= Drug recycling =

Recycling of unused medication

Drug recycling, also referred to as medication redispensing or medication re-use, is the idea that health care organizations or patients with unused drugs can transfer them in a safe and appropriate way to another patient in need. The purpose of such a program is reducing medication waste, thereby saving healthcare costs; improving patients’ access to necessary medication and overall enlarging medications' availability; and alleviating the environmental burden of medication.

==The debate==
Despite the need for waste-preventive measures, the debate of drug recycling programs is ongoing. It is traditional to expect that consumers get prescription drugs from a pharmacy and that the pharmacy got their drugs from a trusted source, such as manufacturer or wholesaler. In a drug recycling program, consumers would access drugs through a less standardized supply chain. Consequently, concerns of the quality of the recycled drugs arise.

However, in a regulated process, monitored by specialized pharmacies or medical organizations, these uncertainties can be overcome. For example, monitoring the storage conditions, including temperature, light, humidity and agitation of medication, can contribute to regulation of the quality of recycled drugs. For this purpose, pharmaceutical packaging could be upgraded with sensing technologies, that can also be designed to detect counterfeits. Such packaging requires an initial investment, but this can be compensated with potential cost savings obtained by a drug recycling program. Additionally, integrating technology like blockchain can provide more traceability to donated medications while also making tampering more difficult. Accordingly, drugs recycling seems economically viable for expensive drugs, such as HIV post-exposure prophylaxis medication or oral chemotherapy used to treat various cancers.

==Donating practices==
In some countries, drug recycling programs operate successfully by donating unused drugs to the less fortunate. In the United States, drug recycling programs exist locally, although Tennessee law allows programs based in that state to accept donations of approved unused prescriptions from individuals and clinics anywhere in the United States. As of 2010, Canada had fewer drug recycling programs than the United States. These programs occur in specific pharmacies only, since these pharmacies are prepared to address the special requirements of participating in a recycling program. Usually, drug returns happen without financial compensation. In Greece, the organization GIVMED operates in drug recycling, and saved over half a million euros by recycling almost 60k drug packages since 2016.

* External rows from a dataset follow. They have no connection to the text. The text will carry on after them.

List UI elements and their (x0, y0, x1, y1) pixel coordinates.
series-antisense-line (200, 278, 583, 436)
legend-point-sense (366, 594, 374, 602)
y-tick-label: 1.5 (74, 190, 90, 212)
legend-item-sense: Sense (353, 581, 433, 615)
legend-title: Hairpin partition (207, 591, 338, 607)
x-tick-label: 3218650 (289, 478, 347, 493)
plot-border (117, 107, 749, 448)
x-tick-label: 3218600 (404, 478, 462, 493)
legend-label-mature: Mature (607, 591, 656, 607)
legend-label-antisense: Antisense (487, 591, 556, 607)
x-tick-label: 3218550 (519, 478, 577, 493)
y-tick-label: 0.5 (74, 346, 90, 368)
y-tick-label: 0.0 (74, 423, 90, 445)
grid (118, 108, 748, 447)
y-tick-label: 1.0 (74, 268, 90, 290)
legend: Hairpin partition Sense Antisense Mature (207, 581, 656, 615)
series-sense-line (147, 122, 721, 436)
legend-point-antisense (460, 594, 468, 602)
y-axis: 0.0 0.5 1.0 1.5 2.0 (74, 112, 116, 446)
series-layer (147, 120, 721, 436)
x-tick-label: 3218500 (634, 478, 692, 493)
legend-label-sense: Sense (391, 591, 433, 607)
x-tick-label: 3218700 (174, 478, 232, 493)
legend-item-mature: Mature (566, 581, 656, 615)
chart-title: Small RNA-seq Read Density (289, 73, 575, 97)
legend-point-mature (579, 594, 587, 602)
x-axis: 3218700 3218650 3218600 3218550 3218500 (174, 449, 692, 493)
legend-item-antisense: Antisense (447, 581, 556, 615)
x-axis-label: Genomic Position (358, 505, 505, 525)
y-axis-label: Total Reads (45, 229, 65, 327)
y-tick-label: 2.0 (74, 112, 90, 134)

However, in other countries, such as Canada, implementation of drug recycling programs is limited. Other initiatives focus on donating drugs to third world countries. However, this is accompanied with ethical constraints due to uncertainties in quality, as well as practical constraints, due to making the drugs only temporarily available and not necessarily addressing local needs. The World Health Organization provided guidelines on appropriate drug donation, thereby discouraging donation practices that do not consider recipient's needs, government policies, effective coordination or quality standards.

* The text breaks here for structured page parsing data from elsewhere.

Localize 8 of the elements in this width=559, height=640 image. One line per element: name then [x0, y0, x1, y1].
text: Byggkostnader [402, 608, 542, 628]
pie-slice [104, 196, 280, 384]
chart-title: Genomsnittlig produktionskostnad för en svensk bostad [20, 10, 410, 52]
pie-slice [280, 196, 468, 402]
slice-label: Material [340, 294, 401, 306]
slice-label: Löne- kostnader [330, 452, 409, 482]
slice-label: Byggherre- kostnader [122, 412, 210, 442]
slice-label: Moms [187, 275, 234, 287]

==Toward re-dispensing as standard of care==
Alternatively, drug recycling programs could be set as routine clinical practice with the aim of reducing the economic and environmental burden of medication waste. Still, for general implementation of drug recycling programs, clear professional guidelines are required. Research could provide the rationale for these guidelines. For example, research showed that a majority of patients is willing to use recycled drugs if the quality is maintained, and explored requirements for a drug recycling program perceived by stakeholders, including the general public, pharmacists. and policy-makers.

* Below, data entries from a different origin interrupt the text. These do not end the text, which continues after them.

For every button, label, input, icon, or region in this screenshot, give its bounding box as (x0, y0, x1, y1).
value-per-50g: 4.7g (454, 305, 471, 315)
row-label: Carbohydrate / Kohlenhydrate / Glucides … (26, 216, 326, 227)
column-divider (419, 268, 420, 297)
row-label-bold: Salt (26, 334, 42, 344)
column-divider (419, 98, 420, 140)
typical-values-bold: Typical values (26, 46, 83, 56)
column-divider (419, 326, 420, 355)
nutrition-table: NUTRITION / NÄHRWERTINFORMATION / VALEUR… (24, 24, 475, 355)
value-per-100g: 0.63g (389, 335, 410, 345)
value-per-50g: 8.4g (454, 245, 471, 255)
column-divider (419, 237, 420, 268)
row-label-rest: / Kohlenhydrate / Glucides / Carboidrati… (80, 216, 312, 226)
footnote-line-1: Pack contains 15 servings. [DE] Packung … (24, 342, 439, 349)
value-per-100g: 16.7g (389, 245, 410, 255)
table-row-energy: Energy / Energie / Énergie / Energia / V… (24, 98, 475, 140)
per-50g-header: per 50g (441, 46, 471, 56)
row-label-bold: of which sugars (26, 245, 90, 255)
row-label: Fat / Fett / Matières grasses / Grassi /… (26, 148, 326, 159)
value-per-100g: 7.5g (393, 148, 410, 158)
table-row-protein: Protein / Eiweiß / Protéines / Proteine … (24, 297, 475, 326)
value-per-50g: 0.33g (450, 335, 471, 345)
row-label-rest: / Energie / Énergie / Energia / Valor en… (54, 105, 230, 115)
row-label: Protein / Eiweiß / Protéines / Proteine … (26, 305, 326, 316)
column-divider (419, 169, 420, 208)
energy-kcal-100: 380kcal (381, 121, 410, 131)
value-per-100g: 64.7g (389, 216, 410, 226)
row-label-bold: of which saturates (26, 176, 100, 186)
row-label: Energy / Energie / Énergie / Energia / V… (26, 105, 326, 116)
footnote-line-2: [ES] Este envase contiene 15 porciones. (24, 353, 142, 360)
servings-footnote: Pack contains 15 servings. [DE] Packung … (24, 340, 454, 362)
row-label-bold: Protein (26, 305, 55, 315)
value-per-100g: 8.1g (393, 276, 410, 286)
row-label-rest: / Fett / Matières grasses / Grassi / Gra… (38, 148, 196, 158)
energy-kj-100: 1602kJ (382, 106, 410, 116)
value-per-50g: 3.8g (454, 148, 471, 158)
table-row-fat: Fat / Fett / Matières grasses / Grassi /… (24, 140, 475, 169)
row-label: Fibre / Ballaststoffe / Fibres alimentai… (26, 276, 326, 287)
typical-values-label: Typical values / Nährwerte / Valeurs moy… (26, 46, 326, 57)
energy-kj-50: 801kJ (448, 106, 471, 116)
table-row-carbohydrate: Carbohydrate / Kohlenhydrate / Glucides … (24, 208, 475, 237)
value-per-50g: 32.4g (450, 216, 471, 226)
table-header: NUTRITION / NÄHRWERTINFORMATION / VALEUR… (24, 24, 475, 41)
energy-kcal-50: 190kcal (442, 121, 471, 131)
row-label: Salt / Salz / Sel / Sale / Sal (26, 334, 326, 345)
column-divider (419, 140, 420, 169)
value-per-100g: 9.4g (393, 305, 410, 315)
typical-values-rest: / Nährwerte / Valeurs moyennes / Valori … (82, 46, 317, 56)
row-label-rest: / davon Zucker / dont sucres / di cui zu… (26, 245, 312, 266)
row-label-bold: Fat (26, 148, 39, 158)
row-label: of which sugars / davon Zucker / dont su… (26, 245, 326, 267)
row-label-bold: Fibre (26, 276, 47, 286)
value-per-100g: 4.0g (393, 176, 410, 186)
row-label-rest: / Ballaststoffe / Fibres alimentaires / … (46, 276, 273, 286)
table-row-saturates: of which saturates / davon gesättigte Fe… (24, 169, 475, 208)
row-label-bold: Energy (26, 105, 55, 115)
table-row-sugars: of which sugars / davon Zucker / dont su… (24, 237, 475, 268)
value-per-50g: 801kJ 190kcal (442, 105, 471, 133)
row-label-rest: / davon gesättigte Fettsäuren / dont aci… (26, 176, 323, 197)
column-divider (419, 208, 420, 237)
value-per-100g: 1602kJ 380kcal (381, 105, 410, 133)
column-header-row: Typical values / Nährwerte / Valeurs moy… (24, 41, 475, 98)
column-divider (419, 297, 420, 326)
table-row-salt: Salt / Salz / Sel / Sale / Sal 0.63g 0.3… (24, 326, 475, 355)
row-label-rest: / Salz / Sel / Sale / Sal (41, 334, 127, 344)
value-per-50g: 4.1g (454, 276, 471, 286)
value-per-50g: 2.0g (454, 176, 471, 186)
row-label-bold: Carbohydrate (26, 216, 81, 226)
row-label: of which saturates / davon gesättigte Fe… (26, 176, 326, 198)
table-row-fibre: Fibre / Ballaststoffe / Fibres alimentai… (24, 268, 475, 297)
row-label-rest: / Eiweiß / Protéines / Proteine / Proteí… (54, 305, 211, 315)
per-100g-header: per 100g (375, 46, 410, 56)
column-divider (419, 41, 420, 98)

One can assume that implementing drug recycling as routine clinical practice is only attractive from an economical perspective, if the savings exceed the operational pharmacy costs. For this purpose, research should assess the feasibility of drug recycling. In the Netherlands, re-dispensing of unused oral anti-cancer drugs is currently tested in routine clinical practice to determined cost-savings of a quality-controlled process. This data could help policy-makers to prioritize drug recycling on their agenda, thereby facilitating guidelines for general implementation of drug recycling.

In the United States, re-dispensing of recycled prescription drugs is regulated on a state-by-state basis. Among the 50 U.S. states, 42 allow for the reuse of donated prescription medication by patients in need as defined by each state’s laws.